Georg Baum wrote:
Am Mittwoch, 16. August 2006 18:41 schrieb Abdelrazak Younes:
Hum... I am not I follows everything but let me summarize what I
understand from current code. The std::vectors I am talking about are:
* vector<char>: could be replaced by std::basic_string<char>
* vector<unsigned char>: that is ucs2 right? That could be replaced by
std::basic_string<unsigned char>
* vector<boost::uint32_t>: I guess that is ucs4 and that could be
replaced by std::basic_string<unsigned char>
aka lyx::docstring
So, IIUC, we could switch to basic_string for char, ucs2 and ucs4
without any problem. The utf8 case is an entirely different problem.
Internally we should just use one of those three types.
IMO only the last one. ucs2 is only for talking to qt, but that can easily
be wrapped in fromqstr/toqstr, so we don't really need a ucs2 string type.
Yes.
The conversion
to this complicate utf8 encoding should happen on input/output only.
Handling a multi-byte encoding internally is just a recipe for a buggy
future IMHO.
So what I do not get right here?
multibyte != variable-byte.

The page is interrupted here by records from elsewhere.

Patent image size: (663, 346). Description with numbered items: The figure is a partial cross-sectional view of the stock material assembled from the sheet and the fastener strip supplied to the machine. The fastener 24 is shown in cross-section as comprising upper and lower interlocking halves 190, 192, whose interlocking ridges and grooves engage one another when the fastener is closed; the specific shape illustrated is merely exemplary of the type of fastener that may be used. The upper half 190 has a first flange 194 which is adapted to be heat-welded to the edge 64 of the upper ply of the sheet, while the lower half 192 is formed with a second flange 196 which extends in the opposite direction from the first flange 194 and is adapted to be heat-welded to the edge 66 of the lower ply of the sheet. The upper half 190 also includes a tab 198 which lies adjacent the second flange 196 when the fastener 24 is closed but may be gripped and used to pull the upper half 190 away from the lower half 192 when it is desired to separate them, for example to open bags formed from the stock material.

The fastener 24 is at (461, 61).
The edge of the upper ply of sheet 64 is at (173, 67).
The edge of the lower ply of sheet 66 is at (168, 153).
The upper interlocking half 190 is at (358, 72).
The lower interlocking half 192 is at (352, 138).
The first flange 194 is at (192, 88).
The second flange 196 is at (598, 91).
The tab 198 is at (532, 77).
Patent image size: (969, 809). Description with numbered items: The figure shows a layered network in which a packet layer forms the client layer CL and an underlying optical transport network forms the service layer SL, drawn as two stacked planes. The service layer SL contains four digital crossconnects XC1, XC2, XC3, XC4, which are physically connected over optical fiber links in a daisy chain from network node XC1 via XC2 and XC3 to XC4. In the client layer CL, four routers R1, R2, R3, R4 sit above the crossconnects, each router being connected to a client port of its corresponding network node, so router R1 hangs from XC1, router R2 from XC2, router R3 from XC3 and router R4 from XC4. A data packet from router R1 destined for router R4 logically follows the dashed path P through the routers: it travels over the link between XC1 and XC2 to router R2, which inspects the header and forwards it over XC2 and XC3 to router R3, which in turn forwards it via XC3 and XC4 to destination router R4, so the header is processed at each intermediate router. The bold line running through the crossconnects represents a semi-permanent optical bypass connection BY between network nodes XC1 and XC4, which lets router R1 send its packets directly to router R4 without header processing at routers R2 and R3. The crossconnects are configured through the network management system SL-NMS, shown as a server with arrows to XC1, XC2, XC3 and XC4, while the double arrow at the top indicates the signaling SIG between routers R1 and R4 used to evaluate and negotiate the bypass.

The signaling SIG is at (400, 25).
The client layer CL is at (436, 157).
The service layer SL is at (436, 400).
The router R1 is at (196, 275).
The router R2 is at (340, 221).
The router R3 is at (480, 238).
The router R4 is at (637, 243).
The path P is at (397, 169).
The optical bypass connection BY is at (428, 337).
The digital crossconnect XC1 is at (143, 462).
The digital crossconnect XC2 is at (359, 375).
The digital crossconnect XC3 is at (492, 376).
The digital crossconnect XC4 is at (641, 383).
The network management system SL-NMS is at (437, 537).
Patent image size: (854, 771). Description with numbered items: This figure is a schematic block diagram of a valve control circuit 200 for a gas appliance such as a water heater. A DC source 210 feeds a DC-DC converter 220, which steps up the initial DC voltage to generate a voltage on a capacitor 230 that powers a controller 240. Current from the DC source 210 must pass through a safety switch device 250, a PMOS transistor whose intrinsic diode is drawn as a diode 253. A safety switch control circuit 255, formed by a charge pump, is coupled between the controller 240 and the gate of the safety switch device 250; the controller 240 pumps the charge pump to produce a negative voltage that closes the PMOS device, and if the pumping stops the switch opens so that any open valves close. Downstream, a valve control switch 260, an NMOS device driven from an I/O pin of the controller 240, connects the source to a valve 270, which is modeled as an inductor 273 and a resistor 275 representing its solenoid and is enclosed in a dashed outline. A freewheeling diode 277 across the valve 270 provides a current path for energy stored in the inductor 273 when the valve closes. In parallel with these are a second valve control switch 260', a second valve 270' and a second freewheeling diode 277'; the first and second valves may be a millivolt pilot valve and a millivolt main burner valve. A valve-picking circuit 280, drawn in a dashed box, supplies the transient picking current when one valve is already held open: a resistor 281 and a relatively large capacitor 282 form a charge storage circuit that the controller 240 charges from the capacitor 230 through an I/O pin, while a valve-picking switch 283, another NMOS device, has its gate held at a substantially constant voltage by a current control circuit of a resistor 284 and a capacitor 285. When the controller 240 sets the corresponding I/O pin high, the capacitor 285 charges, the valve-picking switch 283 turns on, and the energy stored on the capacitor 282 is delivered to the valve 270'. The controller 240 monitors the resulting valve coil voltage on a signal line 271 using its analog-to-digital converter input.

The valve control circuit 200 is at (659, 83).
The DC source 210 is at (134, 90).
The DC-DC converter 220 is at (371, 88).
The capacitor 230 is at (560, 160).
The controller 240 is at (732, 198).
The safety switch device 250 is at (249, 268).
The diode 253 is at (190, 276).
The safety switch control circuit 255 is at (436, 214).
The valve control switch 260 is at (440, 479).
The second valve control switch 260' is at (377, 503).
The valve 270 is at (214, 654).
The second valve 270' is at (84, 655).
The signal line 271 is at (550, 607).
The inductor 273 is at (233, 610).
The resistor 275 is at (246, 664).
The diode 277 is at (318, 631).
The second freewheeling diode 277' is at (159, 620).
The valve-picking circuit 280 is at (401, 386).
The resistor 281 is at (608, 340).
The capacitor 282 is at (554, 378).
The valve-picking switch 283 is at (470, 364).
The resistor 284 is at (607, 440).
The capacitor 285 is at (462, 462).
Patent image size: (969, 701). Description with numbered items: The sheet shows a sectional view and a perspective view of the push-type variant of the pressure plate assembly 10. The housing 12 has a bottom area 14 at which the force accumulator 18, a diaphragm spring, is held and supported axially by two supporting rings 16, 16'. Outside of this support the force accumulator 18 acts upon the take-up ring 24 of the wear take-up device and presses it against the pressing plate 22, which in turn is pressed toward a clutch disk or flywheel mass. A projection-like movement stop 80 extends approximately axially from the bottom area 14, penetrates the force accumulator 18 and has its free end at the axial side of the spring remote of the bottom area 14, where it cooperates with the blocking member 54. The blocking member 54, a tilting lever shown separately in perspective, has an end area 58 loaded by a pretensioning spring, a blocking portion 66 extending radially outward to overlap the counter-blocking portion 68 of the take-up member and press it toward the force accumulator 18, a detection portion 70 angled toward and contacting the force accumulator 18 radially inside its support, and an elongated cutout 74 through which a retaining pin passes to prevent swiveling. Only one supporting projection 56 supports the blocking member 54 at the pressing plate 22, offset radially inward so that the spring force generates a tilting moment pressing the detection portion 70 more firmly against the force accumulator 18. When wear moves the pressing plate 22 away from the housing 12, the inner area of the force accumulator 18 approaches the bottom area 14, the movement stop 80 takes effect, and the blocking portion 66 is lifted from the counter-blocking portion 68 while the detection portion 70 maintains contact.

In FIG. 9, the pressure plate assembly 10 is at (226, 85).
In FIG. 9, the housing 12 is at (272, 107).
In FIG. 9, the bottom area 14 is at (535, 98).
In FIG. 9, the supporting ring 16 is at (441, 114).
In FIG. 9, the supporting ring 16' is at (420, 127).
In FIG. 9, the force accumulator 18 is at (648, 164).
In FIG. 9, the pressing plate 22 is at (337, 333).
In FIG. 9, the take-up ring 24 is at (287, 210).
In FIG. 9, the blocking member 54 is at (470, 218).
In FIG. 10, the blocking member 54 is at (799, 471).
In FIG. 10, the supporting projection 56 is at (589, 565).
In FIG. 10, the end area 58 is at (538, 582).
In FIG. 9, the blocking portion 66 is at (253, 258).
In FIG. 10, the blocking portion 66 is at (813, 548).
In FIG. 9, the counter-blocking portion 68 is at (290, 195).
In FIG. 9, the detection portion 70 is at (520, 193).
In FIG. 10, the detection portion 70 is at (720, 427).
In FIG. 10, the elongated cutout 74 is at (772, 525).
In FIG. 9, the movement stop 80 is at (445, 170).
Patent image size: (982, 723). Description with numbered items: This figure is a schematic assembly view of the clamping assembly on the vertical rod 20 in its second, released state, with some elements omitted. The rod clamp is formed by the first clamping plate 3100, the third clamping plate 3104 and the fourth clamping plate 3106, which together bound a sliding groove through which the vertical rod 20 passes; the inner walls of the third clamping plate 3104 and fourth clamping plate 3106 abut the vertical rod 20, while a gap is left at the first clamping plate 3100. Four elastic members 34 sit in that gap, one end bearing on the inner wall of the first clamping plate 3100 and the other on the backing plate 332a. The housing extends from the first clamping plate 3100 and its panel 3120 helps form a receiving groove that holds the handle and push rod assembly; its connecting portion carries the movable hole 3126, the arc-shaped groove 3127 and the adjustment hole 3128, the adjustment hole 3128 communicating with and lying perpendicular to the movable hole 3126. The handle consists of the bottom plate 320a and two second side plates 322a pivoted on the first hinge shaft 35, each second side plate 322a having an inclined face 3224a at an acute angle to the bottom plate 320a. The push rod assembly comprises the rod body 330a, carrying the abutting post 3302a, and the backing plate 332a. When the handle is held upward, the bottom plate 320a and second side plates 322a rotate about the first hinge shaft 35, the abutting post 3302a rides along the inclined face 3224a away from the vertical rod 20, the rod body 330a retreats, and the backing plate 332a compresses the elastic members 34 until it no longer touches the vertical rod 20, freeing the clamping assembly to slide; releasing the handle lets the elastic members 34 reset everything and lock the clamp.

Multibyte is not bad per se.
Yes, that's what I meant.
Both ucs2 and ucs4
use a fixed number of bytes for one character (2 and 4, respectively,
surprise, surprise!). The problem is a variable-byte encoding such as
utf8.
Yes I understood that far, sorry for "quiproquo". IMHO, the only code
that should refer to the utf8 encoding is a code that handles writing or
reading a file.
Abdel.